A bit like the NYPD collecting IMEI numbers via an offer to remove a cell phone battery to prevent leakage.
NYPD tracking cell phone owners [nydailynews.com].
Its the number/ip/logs/connections thats interesting long term, the contents can wait.
Re:ISPs only (Score:5, Informative)
http://mail.google.com/mail/help/legal_notices.html [google.com]
Re:Still best to host your own mail. (Score:4, Informative)

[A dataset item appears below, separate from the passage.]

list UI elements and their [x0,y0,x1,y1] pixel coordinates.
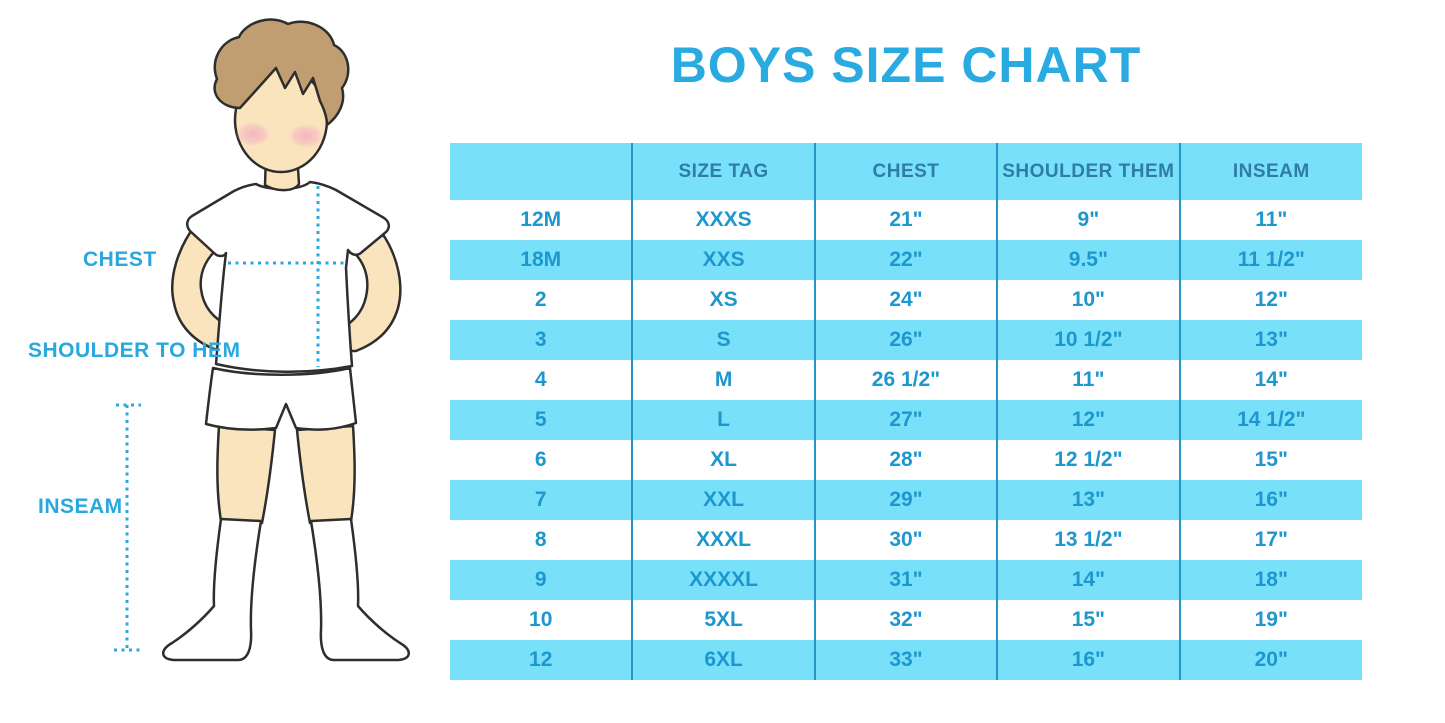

If you have the extra money, I think it's worth it to ride right past $BIG_CONSUMER_ISP and go with something like Covad. They don't care what services you run, or if you max your connection all day and night. An ISP like this will enable you to run your own mail providing you:
- Also run your own DNS
- Have the ISP delegate/host reverse DNS
- Have at least one static IP
In my opinion it's worth it for the extra control, but you also have to be willing to handle data and battery backup to make things reliable.